Little caterpillar's diary
Seize ans depuis un mois à peine; et, en ce 15 Décembre 1994, je venais d'enterrer mon frère Nicky, dix-huit ans, mon double, mon Ange de Lumière... J'ai perdu l'appétit, j'ai perdu le sommeil, j'ai perdu l'envie de vivre. Je restais enfermée dans ma chambre, à regarder le parc, les arbres, à laisser mes larmes couler, j'avais une boule dans la gorge, une enclume sur le coeur, la même que j'avais ressentie lorsque j'avais du quitter Granny... Et comme dans mon enfance, la vie ne m’était plus rien, je me retrouvais seule, horriblement seule, je n'en pouvais plus d'être seule, je n'aimais pas être seule, trop de mauvais souvenirs qui remontaient me hanter, trop peur du noir, trop peur de tout, je détestais être seule, j'avais peur... toute seule dans cette immense maison qui craquait de partout la nuit... pas glop pas glop.

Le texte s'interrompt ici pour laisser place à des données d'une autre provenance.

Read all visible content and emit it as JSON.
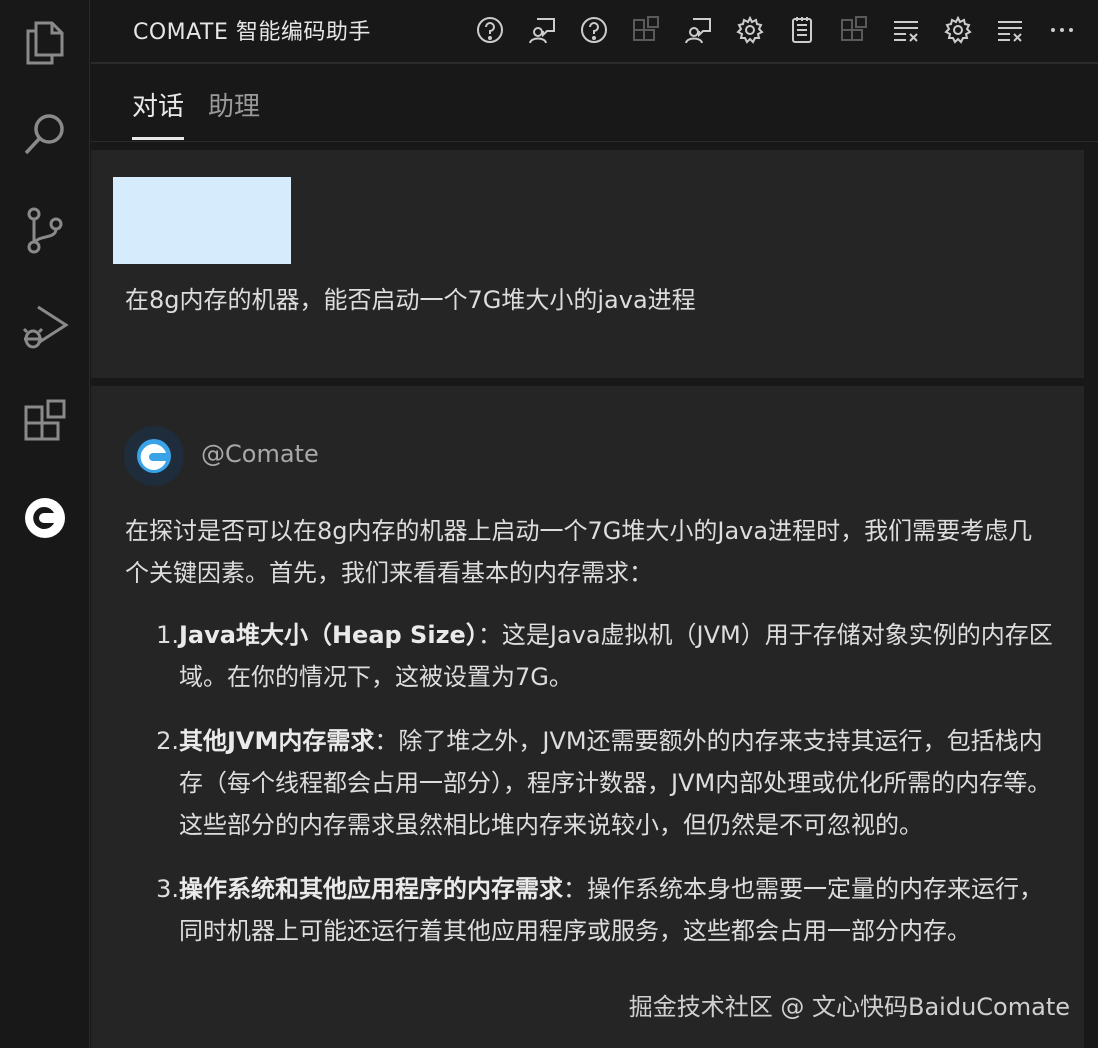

La douleur était atroce, insupportable et naturellement, maman très chère était sur mon dos toute la sainte journée, à me dire et me répéter que je jouais encore la comédie, que mon mal-être n'était encore qu'une stupide stratégie que je trouvais pour manquer les cours...
Je me laissais aller, je me négligeais, je ne me nourrissais plus, je ne faisais plus rien. Al en était malade. Sa maman venait me visiter, très souvent, elle tentait de persuader un certain dragon que je devais consulter de toute urgence un psy...
Mais comme je jouais la comédie, elle fit comprendre à la mère de Al qu'elle n'avais pas besoin de conseil sur la manière d'élever sa... uh... Helena. La maman d'Alan comprit la leçon, et plus jamais elle ne donna de conseil au Dragon...
Je devais donc obéir et me lever, me laver, m'habiller, ranger ma chambre, retourner en cours... Okay. J'ai commencé à faire des incursions dans le bar de maman très chère, je me servais un whiskey pour me "donner du courage"... plus tard, je m'en versais deux doses, et au bout de quelques mois je me foutais de tout. Pour moi le seul moyen d'oublier ma vie merdique était de boire un verre ou deux pour faire fuir mes pensées goudron, pour noyer mes neurones, les empêcher de se connecter entre eux, et de m'éclater en musique, très fort la musique, pour m'empêcher de penser. Ne plus penser. Ne plus respirer...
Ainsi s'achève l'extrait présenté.